Seperti diketahui, beberapa waktu yang lalu Indonesia dihadapkan dengan pelemahan nilai tukar rupiah terhadap dolar Amerika Serikat (AS). Dolar nyaris menembus Rp 13.000, yang merupakan level tertinggi sejak Agustus 1998.
Peneliti Insitute Global Justice (IGJ) Salamuddin Daeng meyakini pertemuan tersebut bukan jalan gampang mengakhiri konflik yang terjadi antara BI dan OJK.
"Konflik antara BI dan OJK merupakan konflik kelembagaan. Hal ini dikarenakan adanya ruang kewenangan yang sama dari dua lembaga yang independen dalam mengurusi masalah perbankan," kata Salamuddin dalam pesan elektroniknya, Selasa (23/12).
Menurut dia sumber kekacauan yang terjadi antara BI dan OJK adalah Amandemen UUD 1945 dan reformasi kelembagaan yang dimotori IMF, WB dan ADB yang melahirkan BI yang independen, selanjutnya UU BI melahirkan OJK yang juga independen. Setelah muncul peraturan ini, BI dan OJK merupakan lembaga keuangan dengan kedudukan setara dan tak bisa diintervensi oleh Presiden.

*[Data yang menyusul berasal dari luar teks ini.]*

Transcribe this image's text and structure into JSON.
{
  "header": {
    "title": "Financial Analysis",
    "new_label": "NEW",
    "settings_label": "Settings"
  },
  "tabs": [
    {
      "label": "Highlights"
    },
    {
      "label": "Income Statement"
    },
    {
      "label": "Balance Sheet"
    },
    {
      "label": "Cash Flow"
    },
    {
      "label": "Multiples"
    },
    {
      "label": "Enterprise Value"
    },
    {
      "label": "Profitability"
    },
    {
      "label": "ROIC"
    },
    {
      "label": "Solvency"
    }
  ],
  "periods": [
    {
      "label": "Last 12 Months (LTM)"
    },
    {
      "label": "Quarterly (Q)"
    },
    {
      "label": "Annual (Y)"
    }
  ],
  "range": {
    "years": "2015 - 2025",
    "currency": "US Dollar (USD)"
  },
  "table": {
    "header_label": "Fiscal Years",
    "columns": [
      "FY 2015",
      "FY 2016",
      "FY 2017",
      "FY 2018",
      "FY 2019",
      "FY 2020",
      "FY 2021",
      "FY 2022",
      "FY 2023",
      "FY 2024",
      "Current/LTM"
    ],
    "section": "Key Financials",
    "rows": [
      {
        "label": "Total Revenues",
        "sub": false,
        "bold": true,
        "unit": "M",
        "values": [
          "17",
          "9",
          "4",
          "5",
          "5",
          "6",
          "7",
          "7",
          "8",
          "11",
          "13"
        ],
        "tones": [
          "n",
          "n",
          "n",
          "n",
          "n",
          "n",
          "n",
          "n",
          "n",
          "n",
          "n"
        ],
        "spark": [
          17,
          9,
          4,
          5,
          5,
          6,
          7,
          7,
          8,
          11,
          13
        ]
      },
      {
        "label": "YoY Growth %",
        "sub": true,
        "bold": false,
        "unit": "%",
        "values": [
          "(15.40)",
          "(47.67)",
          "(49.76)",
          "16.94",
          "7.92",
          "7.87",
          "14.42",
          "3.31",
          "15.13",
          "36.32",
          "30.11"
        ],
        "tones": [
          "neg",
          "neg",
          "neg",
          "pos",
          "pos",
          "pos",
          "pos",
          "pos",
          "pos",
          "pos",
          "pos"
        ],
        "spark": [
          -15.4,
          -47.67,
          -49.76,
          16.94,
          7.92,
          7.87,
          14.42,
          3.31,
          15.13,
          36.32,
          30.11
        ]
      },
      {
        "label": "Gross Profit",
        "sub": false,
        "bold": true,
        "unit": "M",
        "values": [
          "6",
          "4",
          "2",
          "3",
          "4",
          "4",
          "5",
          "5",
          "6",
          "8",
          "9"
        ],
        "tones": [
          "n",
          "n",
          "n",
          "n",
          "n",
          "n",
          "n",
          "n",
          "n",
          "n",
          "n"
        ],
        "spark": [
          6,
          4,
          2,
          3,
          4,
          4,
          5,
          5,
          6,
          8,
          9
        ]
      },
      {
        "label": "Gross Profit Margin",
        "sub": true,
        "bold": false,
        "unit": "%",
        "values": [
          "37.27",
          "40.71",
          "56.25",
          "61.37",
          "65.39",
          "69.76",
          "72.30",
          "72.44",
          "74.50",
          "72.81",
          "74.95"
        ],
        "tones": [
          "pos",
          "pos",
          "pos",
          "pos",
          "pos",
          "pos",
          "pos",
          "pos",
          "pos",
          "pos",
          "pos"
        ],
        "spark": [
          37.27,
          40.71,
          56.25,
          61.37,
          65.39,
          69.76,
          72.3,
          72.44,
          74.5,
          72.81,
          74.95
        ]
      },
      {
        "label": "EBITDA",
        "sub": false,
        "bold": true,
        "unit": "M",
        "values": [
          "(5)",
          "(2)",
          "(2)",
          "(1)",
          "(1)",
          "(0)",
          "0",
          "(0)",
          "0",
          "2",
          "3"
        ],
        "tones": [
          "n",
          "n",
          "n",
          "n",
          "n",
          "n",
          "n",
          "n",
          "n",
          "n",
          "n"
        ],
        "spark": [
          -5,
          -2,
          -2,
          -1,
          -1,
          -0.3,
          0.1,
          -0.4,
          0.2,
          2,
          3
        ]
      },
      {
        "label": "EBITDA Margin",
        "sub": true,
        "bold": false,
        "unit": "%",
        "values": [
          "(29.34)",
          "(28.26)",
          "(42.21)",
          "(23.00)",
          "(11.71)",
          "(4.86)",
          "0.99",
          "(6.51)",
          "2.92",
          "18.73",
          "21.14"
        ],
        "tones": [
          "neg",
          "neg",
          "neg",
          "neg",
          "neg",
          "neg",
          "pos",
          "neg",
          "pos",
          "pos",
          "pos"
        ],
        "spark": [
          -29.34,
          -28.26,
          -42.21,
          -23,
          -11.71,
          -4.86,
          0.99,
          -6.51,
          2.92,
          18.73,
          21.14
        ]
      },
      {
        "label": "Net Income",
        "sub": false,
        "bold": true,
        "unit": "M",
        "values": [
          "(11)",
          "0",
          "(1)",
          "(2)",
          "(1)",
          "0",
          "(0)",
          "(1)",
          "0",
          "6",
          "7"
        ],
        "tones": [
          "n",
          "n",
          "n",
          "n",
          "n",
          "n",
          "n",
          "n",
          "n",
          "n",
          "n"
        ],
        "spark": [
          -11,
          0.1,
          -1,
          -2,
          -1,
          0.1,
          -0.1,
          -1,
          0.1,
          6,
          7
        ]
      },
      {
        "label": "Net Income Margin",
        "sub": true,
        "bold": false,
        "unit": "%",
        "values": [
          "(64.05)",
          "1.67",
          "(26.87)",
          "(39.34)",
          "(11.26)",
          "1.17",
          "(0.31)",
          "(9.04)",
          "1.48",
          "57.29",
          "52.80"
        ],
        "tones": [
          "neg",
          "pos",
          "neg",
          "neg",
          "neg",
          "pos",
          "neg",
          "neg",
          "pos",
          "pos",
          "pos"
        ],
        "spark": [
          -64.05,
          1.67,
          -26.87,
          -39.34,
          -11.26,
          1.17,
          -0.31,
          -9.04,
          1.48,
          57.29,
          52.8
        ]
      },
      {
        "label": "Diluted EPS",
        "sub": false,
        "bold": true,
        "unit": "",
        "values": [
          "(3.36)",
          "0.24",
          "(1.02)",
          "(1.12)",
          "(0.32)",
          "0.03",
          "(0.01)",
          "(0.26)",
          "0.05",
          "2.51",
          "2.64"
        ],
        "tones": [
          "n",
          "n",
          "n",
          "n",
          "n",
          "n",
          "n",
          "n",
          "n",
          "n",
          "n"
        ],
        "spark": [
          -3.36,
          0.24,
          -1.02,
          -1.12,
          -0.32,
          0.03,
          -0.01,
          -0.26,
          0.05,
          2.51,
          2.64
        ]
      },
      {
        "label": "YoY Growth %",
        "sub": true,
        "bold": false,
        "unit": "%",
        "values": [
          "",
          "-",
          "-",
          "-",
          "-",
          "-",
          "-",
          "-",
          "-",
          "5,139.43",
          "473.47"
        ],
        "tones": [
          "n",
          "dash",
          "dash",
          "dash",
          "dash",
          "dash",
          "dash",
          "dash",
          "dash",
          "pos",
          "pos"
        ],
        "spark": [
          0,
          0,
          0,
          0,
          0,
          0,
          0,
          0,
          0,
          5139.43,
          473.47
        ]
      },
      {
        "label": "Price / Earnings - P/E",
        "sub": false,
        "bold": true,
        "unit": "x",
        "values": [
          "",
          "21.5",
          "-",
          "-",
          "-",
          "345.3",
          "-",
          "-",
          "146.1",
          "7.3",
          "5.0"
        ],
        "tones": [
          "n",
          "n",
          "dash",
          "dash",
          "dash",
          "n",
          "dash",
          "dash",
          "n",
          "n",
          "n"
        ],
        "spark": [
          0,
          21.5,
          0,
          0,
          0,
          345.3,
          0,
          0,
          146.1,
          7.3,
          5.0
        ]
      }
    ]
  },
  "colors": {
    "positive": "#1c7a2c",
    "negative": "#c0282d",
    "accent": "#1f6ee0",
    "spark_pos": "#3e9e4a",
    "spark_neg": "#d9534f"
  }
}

Masalah lainnya, kata dia, OJK tak mungkin melepaskan cengkramannya atas perbankan karena perbankan merupakan sumber iuran terbesar bagi OJK. Di tengah badai krisis keuangan yang saat ini melanda Indonesia terutama sektor perbankan dan keuangan yang memiliki tanggungan utang luar negeri paling besar, menurut Salamuddin, konflik kelembagaan BI dan OJK sangat menyeramkan.
"Di saat yang sama perbankan menjadi sasaran bancakan OJK, sementara jika perbankan kolaps, OJK tak bertanggung jawab," tukasnya.